Unless there are other relevant multilateral treaties that provide for dispute settlement through the ICJ (along the lines of the VCCR), the only means of settling a dispute through the ICJ, in this case, would be either through a special agreement between the two countries where they would agree on a set of facts and submit the issues in dispute for a joint resolution by the Court or by Qatar choosing to accept ICJ jurisdiction only for this particular case, after India has already made the request before the Court.
Either of these approaches may be seen as a combination of legal and diplomatic means, since they would need Qatar’s consent for international judicial settlement.
However, at the end of the day, approaching the ICJ or any international court becomes relevant if India can claim actual violations of international law. Since the death penalty per se is not illegal under international law (otherwise India would be in violation on several occasions as well), legal issues arising in this situation would be he nature of the violation of due process or other procedural obligations that are recognised as mandatory under international law.

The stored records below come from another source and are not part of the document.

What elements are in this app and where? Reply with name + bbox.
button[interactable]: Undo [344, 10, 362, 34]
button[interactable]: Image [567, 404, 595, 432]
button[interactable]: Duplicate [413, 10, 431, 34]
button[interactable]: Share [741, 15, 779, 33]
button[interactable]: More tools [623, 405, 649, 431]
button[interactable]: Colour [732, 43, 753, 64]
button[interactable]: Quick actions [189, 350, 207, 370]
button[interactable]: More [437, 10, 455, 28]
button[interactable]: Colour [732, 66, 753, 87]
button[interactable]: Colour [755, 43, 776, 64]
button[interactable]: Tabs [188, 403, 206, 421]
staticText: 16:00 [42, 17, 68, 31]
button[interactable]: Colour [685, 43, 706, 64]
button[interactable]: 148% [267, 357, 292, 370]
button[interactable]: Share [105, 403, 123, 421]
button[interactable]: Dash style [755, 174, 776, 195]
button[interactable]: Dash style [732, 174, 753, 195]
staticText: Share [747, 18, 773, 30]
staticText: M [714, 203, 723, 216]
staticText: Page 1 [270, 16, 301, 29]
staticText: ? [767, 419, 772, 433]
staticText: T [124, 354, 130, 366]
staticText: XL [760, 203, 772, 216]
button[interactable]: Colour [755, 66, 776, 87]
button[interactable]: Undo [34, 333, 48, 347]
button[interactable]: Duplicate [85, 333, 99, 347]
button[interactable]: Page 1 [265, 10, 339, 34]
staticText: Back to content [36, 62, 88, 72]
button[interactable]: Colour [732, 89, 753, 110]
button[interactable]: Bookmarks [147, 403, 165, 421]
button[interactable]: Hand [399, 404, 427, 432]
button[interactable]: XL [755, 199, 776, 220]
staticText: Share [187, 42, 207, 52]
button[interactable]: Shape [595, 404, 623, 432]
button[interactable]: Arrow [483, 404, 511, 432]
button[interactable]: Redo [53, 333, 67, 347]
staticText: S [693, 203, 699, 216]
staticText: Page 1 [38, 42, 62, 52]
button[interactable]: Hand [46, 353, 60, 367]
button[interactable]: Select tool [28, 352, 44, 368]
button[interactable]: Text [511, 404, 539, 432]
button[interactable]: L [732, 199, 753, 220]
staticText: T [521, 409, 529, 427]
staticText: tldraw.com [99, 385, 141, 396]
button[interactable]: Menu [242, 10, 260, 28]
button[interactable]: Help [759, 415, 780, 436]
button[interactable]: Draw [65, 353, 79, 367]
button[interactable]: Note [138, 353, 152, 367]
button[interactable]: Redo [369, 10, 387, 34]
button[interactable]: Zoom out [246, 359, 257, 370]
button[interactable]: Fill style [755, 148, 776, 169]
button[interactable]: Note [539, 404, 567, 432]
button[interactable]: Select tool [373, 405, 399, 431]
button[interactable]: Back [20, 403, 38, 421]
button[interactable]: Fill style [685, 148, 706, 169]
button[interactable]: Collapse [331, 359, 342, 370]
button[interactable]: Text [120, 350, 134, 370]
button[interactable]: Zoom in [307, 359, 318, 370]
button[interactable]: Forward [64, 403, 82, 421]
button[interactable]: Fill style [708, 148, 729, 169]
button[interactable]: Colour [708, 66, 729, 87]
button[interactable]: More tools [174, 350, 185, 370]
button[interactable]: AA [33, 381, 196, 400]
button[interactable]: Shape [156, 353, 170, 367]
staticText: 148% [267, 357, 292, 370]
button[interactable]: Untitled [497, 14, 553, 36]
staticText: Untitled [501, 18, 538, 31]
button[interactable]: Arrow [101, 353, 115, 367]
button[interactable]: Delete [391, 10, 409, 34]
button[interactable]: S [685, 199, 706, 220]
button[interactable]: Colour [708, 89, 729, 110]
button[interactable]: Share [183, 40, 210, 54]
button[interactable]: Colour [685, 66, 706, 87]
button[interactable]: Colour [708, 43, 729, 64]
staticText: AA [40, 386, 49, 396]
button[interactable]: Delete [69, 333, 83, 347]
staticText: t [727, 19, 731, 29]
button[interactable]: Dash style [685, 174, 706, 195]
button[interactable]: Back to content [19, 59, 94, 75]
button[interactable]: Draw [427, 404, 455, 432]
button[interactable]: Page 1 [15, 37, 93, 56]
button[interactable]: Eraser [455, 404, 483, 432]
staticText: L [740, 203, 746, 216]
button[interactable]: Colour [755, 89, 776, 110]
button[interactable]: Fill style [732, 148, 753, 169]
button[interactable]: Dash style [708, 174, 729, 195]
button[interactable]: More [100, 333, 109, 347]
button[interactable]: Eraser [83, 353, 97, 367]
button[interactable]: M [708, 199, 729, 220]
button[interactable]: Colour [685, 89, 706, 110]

If there are grounds for challenges to the decision under domestic Qatari law, the recourse to that would be within the domestic legal system itself.
Even if India alleges violations of the VCCR and the ICJ finds that Qatar has violated these obligations (most likely under Article 36 of the treaty, as discussed above), the best case scenario is that the ICJ asks Qatar to provide effective review and reconsideration of the conviction and/or the sentence of the eight Indian nationals, as had been done in the Jadhav case.
As also seen in the Jadhav case, it is highly unlikely that the Court would ask Qatar to annul the decision of its domestic court or direct the release of the prisoners and their safe passage to India.
Domestic Remedies First
In the scenario that India exercises diplomatic protection over its nationals, a claim before an international court arises if it can be argued that the legal rights of the Indian nationals have been violated.
International law requires that local remedies be exhausted before raising a claim before an international forum. This means that all domestic legal remedies in Qatar such as appeals to a higher court should be attempted before seeking recourse to an international court.
Notwithstanding the absence of a pre-existing jurisdictional link to any international forum, diplomatic efforts with Qatar could lead to either a diplomatic settlement or an agreement to settle any legal questions through international dispute settlement.
Whichever path is eventually taken, diplomatic negotiations would in any case be the first step towards maintaining bilateral relations and seeking to preserve the rights of the eight sentenced Indian nationals.
(Dr Rukmini Das is a lecturer in international dispute settlement at the Graduate Institute, Geneva. This is an opinion piece. The views expressed above are the author’s own. The Quint neither endorses nor is responsible for them.)